The first properly Syrian film came in 1928 with "The
Innocent Suspect," which was deemed questionable
by the French Mandate authorities, weary of the film's
rambunctious attitude toward colonial rule. The second
properly Syrian film, 1932's "Under the Damascus
Sky," had the misfortune of premiering alongside
the first Egyptian musical talkie, "Song of the
Heart." It was promptly banned by the French and
lost a wild amount of money for the time, its primary
infraction being "the production's use of a musical
piece without paying copyright dues." (Nota bene,
young filmmakers in Beirut sountracking your early efforts
with unlicensed tracks.)
This
history sets the stage for the creation of the National
Film Organization, which holds a near-total monopoly
over the production of cinema in Syria and represents
one of the weirdest systems of control to be found anywhere.
Syria rarely churns out more than two films a year.
Some of its most visually accomplished and aesthetically
sophisticated directors - Nabil Maleh, Oussama Mohammad
and Mohammad Malas - must wait decades between the completion
of one project and the start of another, beholden to
a cumbersome, inefficient and ultimately nasty government
bureaucracy.
When
the films are finished, they are rarely shown at home
and are only occasionally ferreted out to international
film festivals (where they tend to be welcomed with
enthusiasm).
"By producing films that are essentially for export,"
notes Wright, "the Syrian regime presents a far
more open face to the rest of the world than it does
to its own society."
But this leaves the filmmakers to create their masterpieces
in the utter absence of an audience, resulting in what
Dabashi describes as "an unconjugated visual lexicon."
"Syrian cinema has been hibernating within itself
and self-reflecting on its own internal terms,"
Dabashi explains, "like a rare and surreal object
imagining itself a mirror it wished it had."
As Salti notes, the paradoxes of Syrian cinema are many.
There simply isn't enough output to speak of Syrian
cinema as a "national cinema," yet the body
of work that does exist serves as a kind of national
archive for collective memory, lived experience, the
traumatic and more. State-made Syrian films are barely
known except by the most insufferable of film snobs.
Syrian films, despite their sources of funding, are
intensely critical of the Syrian regime and deeply subversive,
never propagandistic. And finally, Syrian films are,
by and large, all art-house fare - not a derivative
action thriller or a cheesy romantic comedy in the lot.
"Insights into Syrian Cinema" throws up several
points of contention - Wright quotes a journalist for
Al-Hayat, Ibrahim Hamidi, who states: "By allowing
Oussama Mohammad and others to do movies financed by
the government, the regime is harming the filmmakers'
credibility and also trying to contain them. They get
awards and prizes, which is good publicity for the regime.
But at the same time Syrians aren't allowed to see the
films because the government doesn't want these filmmakers
to make a difference. They are isolated from the society.

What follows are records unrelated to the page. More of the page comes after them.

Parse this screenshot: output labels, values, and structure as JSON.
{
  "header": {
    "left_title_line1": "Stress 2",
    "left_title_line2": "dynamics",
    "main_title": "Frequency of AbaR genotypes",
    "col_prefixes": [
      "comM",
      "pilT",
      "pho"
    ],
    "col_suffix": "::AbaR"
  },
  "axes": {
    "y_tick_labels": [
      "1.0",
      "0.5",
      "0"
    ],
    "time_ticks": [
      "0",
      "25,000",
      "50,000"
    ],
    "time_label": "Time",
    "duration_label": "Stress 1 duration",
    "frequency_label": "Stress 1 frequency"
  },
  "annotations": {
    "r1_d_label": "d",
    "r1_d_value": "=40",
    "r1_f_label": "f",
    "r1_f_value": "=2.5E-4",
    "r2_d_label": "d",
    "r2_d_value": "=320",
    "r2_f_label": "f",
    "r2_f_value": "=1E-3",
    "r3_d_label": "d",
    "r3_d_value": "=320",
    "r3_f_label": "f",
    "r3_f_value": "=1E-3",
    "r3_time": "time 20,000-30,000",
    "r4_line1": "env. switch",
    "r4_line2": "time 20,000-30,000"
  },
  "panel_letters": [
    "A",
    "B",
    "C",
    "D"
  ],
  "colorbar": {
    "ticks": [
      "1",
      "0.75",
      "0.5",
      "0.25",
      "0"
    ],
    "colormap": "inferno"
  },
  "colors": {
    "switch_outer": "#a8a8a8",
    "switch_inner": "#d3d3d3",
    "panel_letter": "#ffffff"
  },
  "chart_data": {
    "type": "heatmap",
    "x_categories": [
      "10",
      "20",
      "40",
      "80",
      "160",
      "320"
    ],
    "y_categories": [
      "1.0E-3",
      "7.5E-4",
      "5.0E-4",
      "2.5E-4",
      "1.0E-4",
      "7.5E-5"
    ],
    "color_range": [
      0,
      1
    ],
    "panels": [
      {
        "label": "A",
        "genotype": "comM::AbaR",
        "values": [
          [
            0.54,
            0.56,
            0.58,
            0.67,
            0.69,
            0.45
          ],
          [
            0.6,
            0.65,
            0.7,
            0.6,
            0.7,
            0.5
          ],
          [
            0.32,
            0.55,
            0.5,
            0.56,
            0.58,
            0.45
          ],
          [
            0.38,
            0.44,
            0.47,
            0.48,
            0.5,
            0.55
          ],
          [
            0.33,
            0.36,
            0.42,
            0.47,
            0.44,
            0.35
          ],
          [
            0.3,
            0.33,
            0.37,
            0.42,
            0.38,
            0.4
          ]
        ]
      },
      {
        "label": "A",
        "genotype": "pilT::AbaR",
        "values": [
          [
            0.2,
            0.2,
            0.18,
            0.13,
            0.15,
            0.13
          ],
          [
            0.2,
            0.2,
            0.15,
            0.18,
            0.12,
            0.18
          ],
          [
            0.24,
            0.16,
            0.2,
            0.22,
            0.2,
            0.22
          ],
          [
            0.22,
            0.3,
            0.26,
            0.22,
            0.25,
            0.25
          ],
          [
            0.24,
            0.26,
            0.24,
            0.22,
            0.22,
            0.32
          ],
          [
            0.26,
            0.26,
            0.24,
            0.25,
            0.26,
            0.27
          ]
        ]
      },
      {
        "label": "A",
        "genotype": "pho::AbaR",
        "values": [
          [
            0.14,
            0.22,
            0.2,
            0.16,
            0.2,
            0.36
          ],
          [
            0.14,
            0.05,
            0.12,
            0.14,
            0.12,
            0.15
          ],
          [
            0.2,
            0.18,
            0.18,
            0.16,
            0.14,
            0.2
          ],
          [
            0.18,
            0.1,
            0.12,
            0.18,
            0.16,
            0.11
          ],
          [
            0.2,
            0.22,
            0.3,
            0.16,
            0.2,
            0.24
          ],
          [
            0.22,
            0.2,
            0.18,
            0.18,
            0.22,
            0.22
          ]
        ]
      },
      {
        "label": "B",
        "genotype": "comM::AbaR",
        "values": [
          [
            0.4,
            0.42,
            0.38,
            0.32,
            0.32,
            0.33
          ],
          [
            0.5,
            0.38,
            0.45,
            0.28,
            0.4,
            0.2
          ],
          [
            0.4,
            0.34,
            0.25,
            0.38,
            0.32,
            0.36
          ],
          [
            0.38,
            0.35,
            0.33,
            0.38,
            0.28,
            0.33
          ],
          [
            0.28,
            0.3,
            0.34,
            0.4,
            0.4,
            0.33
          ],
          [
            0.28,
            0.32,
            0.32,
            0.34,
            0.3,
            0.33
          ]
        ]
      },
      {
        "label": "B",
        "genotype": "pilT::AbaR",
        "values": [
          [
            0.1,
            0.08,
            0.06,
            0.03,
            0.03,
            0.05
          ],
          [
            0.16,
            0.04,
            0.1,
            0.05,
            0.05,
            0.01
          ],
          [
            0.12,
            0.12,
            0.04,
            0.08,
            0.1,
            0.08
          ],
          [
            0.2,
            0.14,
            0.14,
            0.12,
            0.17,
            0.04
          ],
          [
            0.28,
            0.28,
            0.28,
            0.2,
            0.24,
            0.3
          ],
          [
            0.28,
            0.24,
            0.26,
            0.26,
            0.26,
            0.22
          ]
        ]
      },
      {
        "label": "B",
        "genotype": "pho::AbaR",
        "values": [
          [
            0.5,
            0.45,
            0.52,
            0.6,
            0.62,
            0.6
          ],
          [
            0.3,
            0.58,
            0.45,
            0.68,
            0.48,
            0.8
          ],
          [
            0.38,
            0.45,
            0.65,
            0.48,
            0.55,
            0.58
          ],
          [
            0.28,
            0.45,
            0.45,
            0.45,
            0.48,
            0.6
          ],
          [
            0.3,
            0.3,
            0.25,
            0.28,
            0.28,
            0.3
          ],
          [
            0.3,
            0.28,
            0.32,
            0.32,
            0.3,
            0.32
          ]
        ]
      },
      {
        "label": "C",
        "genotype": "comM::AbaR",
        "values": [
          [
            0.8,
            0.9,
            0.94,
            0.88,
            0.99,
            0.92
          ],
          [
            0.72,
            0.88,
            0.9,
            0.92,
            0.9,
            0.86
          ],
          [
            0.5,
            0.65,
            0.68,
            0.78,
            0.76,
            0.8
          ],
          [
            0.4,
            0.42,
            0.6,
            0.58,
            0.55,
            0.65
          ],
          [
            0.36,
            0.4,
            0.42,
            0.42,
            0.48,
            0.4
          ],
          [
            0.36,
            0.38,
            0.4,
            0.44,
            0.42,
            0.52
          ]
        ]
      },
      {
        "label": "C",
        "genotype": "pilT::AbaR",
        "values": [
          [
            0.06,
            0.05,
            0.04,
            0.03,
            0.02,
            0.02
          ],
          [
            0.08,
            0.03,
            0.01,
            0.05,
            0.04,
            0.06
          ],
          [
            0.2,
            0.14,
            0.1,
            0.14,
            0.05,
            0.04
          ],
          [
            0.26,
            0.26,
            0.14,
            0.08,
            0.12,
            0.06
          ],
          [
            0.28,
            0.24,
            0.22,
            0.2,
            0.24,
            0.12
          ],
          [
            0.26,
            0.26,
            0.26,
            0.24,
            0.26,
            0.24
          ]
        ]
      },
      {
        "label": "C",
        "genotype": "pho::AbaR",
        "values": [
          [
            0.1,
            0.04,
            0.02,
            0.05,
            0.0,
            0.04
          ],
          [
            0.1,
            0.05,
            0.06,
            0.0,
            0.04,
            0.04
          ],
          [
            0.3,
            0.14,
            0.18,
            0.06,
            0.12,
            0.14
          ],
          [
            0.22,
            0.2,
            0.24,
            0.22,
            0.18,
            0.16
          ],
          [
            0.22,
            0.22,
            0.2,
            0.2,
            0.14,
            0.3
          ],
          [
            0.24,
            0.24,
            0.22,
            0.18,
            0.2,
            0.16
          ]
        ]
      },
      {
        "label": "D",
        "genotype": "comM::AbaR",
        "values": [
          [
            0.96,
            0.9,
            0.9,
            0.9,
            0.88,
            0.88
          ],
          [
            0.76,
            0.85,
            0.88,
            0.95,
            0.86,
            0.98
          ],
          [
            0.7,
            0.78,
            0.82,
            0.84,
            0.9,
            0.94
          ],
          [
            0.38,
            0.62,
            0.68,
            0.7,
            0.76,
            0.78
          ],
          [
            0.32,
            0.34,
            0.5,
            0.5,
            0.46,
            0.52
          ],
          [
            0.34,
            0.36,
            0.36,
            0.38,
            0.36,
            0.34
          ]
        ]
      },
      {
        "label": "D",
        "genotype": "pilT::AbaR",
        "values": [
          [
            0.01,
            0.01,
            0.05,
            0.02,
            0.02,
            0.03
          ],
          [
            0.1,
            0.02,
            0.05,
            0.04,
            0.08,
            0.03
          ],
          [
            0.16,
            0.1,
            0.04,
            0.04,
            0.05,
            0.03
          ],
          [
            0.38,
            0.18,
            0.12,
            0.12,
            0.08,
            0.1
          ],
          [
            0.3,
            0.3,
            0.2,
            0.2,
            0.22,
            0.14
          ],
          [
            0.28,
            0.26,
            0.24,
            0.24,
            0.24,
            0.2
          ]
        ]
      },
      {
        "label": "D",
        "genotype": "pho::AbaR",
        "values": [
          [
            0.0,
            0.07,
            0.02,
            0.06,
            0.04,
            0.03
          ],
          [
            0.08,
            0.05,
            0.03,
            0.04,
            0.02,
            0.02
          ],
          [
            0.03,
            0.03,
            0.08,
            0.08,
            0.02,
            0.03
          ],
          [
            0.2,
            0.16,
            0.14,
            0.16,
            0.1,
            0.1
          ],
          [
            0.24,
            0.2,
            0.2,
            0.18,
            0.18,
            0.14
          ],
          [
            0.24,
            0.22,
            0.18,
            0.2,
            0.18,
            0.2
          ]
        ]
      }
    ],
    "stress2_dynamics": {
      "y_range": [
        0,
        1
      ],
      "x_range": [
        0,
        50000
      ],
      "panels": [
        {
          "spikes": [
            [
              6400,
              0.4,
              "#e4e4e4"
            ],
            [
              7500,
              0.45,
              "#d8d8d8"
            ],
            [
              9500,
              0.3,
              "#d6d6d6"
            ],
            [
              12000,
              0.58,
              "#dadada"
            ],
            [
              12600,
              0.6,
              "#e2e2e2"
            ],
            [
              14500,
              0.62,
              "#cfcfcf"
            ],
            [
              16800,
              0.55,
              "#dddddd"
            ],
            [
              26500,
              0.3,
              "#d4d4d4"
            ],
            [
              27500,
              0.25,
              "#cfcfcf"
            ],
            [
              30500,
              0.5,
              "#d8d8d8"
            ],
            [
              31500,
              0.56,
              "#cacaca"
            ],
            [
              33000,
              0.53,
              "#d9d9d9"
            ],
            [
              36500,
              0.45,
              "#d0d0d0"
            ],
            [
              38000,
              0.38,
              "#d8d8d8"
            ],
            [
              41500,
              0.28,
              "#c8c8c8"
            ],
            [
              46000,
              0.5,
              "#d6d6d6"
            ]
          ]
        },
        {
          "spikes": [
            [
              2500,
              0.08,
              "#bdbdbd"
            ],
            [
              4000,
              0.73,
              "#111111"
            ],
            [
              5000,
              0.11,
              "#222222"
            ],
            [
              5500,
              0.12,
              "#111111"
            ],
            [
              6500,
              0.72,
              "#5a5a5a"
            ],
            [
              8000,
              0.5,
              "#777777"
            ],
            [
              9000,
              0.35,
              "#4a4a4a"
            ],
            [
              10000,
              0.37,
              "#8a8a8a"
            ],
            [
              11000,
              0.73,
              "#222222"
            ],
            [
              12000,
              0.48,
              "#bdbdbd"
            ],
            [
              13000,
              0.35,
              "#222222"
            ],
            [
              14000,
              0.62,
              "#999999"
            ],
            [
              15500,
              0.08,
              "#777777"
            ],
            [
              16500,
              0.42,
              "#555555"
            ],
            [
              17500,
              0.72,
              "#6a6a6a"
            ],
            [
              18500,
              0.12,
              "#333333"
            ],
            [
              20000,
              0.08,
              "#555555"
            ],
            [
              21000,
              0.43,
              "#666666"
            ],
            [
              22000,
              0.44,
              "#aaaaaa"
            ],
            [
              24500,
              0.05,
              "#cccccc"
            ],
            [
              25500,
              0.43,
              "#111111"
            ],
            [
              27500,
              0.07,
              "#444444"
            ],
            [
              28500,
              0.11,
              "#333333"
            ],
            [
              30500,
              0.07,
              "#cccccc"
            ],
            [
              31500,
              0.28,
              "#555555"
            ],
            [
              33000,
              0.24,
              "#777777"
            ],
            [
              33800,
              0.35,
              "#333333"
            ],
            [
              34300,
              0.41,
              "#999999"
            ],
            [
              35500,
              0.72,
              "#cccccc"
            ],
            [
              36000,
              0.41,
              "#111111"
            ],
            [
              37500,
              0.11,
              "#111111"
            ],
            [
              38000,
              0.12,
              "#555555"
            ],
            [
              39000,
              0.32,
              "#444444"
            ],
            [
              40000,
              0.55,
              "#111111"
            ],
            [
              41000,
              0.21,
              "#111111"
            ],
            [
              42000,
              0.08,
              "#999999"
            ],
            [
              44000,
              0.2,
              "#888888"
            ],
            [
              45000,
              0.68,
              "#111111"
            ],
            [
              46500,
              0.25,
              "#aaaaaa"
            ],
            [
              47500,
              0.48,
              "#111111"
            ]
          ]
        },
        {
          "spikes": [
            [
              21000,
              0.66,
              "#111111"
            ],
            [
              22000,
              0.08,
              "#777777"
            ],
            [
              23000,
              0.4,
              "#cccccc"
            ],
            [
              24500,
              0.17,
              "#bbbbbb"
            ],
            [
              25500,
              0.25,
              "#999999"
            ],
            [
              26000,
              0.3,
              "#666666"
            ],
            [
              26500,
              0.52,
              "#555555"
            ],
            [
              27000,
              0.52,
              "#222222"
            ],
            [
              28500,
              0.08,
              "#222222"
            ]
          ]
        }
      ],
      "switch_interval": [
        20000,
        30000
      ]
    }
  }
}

In the end, the regime is winning out [in] this game."
Food for thought, that.
The book is also rife with examples of both outrageous
censorship and irrepressible creativity. When the influential
French film journal Cahiers du Cinema came to an Aleppo
film club founded by Malas and Amiralay to collaborate
on a festival of "cinema and politics," the
government nixed more than half the films lined up to
screen. Undeterred, critic Serge Daney took to the stage
and vividly narrated each film. According to Wright's
report, Amiralay remarks: "It was a screening without
an image - an absolutely beautiful happening."